Они поднялись в квартиру, где Зоряна жила с родителями. Она постелила в разных комнатах, но легли они в одну постель. После непродолжительного секса Илья заснул крепким сном, даже слегка всхрапывал. Зоряне спать не хотелось.

"Лучшее средство от бессонницы - неинтересная книга. А что может быть скучнее старого дневника? - подумала она и реши­тельно перешла в другую комнату. - Почему я так отношусь к Жене? Она жила в свое время и хотела радоваться жизни как могла. И она не виновата, что революция вторглась в ее жизнь, заставив заметить себя. Живи она сегодня, проводила бы время, как мы. Впрочем, чем мое времяпрепровождение отличается от ее? Лишь уровнем технической мысли. Каждое время диктует свои законы, и горе тому, кто их неправильно истолкует".

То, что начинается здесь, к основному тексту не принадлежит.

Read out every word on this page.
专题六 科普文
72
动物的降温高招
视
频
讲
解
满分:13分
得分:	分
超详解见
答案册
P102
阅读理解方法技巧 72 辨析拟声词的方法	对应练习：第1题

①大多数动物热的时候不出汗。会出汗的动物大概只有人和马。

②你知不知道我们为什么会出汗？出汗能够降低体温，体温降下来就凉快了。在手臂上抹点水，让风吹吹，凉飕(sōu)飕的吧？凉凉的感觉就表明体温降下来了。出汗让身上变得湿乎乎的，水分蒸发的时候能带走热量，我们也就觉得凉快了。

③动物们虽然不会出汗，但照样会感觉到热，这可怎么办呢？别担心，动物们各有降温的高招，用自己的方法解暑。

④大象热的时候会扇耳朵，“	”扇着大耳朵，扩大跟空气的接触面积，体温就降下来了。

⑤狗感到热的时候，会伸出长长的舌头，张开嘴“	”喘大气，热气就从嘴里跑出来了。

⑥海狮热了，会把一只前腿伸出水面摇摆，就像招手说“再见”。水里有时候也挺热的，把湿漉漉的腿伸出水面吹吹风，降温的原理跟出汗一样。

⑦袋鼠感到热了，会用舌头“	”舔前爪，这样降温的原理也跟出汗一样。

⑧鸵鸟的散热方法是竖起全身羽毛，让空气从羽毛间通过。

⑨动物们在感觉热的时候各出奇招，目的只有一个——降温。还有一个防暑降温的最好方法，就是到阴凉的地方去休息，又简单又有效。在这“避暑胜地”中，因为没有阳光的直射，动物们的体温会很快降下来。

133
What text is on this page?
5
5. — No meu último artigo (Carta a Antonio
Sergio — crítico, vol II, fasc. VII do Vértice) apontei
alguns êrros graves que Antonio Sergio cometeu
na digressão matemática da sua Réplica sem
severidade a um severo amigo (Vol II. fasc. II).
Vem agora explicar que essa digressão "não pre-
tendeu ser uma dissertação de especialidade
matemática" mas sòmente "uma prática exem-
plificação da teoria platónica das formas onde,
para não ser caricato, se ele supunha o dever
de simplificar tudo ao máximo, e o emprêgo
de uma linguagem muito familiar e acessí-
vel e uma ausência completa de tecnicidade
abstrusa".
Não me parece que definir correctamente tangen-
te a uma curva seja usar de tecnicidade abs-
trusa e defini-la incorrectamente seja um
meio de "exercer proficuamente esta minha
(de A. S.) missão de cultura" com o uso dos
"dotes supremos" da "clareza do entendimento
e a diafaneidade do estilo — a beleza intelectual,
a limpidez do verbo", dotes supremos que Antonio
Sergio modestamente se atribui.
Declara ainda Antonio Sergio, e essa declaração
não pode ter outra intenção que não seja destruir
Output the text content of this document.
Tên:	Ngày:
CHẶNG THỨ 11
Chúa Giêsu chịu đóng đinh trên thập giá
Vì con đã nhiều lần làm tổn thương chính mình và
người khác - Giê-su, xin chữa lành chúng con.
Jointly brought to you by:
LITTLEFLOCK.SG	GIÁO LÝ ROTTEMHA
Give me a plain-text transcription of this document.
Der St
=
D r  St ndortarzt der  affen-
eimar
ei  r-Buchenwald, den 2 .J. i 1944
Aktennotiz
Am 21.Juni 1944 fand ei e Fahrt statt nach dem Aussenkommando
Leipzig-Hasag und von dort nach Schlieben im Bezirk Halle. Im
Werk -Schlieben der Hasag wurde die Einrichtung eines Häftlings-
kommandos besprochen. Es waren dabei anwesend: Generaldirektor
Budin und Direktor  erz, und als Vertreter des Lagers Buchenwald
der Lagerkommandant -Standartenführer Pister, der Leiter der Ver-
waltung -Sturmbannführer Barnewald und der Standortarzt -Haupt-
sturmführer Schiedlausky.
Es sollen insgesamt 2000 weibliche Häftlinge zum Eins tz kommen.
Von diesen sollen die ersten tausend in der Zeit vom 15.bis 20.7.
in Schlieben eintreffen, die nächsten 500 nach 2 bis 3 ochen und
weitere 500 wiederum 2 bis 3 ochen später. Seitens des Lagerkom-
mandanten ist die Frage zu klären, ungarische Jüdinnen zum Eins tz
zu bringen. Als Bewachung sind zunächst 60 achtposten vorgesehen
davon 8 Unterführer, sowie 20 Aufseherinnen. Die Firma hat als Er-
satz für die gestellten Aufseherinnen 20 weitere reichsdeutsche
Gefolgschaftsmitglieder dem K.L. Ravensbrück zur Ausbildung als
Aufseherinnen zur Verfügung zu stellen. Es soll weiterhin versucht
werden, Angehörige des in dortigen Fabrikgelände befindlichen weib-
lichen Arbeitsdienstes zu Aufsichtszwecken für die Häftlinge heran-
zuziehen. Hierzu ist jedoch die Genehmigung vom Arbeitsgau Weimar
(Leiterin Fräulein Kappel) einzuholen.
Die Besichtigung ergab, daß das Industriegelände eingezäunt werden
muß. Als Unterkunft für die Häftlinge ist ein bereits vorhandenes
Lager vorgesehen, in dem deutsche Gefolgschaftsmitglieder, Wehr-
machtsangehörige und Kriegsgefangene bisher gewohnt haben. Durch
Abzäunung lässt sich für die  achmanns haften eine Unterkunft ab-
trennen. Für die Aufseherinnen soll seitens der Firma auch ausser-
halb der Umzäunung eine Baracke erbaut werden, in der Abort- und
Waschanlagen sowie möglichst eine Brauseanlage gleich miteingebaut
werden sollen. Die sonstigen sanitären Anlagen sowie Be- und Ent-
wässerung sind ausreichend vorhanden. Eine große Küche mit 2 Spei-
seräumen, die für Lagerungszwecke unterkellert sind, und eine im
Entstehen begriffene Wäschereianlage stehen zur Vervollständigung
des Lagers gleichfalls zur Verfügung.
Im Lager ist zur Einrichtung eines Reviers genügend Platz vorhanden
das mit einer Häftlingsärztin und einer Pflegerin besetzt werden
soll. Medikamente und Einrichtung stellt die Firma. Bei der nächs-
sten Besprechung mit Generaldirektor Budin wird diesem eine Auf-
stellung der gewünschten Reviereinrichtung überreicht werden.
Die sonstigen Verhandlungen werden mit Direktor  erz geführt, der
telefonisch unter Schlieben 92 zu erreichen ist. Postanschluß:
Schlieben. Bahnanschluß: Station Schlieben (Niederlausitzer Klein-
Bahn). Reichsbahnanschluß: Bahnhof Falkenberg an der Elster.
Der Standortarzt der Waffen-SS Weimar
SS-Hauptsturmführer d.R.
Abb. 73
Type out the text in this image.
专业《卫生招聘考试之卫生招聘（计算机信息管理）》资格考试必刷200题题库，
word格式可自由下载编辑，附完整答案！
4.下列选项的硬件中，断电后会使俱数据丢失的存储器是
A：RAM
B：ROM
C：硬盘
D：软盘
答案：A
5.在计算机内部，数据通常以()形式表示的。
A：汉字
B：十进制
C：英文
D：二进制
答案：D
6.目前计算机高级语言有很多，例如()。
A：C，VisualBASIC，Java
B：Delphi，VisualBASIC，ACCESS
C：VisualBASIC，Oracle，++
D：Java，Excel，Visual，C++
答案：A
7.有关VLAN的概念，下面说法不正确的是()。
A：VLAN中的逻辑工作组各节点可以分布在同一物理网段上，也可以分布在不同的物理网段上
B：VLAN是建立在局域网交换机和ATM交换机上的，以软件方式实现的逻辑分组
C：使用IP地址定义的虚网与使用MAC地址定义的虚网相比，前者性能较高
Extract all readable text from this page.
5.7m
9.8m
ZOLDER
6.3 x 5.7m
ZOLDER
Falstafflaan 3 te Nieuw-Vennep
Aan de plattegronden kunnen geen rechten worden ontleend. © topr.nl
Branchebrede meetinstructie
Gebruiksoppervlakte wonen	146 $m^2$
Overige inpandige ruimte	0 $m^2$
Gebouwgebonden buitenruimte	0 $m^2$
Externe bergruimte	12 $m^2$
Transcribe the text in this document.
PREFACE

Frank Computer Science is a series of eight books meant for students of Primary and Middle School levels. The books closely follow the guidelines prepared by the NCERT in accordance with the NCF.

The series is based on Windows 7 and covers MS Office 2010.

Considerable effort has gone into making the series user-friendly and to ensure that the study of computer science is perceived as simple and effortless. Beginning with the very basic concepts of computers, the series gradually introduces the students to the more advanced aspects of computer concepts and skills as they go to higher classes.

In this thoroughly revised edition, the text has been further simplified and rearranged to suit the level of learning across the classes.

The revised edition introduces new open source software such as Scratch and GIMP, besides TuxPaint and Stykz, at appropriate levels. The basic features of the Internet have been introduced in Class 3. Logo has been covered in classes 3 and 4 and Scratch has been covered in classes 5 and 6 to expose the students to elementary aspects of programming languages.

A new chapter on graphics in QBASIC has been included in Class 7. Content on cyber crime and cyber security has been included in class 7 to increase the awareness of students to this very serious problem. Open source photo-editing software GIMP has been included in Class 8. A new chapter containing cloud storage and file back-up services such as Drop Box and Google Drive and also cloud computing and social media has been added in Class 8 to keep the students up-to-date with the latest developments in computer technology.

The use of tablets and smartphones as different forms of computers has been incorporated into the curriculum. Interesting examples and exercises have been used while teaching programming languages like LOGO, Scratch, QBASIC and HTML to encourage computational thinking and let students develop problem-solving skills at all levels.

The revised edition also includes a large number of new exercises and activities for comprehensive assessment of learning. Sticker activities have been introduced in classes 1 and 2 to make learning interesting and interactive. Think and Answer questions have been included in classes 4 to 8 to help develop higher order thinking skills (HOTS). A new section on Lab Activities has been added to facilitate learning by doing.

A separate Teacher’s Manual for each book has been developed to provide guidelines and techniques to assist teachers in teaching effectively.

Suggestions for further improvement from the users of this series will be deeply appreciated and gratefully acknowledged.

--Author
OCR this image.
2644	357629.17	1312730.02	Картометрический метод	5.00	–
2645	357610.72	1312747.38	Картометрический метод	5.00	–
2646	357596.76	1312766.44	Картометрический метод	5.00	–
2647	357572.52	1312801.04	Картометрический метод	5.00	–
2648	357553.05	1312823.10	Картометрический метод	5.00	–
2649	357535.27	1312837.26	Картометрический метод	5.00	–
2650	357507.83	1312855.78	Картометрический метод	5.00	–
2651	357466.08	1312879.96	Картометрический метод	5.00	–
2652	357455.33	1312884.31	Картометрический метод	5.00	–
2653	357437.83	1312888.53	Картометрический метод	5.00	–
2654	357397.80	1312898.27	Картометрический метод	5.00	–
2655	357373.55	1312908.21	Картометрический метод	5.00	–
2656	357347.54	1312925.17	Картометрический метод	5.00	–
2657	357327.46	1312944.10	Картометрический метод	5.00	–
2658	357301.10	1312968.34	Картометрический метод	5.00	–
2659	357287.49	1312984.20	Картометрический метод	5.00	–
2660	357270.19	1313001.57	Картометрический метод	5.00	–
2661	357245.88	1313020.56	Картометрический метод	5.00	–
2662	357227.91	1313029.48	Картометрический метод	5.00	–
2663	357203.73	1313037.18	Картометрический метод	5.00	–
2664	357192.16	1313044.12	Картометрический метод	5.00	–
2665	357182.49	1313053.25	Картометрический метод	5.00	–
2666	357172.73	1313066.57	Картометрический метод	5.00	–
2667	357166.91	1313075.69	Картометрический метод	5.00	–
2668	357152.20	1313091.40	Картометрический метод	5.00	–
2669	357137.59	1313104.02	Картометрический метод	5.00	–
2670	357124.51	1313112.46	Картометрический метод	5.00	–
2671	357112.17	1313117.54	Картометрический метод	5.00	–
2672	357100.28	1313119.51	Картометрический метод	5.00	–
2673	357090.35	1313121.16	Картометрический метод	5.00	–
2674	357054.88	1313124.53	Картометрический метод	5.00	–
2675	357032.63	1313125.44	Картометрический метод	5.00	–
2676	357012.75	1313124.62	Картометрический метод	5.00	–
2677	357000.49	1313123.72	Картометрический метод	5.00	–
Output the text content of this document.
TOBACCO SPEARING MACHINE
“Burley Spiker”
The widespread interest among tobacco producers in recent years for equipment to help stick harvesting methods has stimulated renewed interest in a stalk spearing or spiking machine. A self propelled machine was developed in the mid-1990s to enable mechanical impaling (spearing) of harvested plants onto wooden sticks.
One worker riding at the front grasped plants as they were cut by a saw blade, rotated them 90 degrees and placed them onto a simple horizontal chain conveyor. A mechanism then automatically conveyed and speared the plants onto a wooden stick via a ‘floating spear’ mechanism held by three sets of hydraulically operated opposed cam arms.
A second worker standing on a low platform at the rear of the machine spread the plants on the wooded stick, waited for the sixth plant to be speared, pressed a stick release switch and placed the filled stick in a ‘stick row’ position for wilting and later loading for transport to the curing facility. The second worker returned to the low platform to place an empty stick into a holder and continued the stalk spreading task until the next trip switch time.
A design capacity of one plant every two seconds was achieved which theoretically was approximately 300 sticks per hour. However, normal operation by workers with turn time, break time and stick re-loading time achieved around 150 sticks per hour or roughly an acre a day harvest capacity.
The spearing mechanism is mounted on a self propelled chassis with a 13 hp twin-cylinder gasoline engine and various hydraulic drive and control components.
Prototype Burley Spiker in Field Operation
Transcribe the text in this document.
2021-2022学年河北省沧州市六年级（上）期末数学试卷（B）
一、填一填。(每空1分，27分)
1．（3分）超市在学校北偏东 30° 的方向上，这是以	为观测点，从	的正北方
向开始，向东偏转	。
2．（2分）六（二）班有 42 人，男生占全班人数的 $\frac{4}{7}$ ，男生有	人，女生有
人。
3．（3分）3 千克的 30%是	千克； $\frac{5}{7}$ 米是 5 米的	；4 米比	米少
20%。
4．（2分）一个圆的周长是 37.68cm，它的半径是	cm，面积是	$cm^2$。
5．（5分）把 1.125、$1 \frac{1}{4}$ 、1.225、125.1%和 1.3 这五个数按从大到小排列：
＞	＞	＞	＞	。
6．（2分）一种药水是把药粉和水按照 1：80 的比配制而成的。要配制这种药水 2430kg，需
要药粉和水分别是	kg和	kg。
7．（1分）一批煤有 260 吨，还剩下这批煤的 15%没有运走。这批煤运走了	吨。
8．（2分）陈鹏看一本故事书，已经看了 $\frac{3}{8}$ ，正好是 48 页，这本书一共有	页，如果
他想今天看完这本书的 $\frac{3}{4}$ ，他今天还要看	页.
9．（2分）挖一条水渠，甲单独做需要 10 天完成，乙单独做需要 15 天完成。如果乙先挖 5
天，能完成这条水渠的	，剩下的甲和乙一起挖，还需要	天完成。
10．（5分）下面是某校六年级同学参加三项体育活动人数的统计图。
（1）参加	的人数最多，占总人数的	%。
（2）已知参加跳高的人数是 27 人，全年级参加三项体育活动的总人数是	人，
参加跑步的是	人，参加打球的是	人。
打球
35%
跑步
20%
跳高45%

За этими размышлениями она незаметно заснула.

- 5 -

Хроника Плачущей Луны 29 октября 1917 года

Большой зал Михайловского технического артиллерийского училища постепенно наполнился взбудораженными ранним подъемом юнкерами. Здесь же присутствовали и дежурные офицеры. Громко строились различные предположения.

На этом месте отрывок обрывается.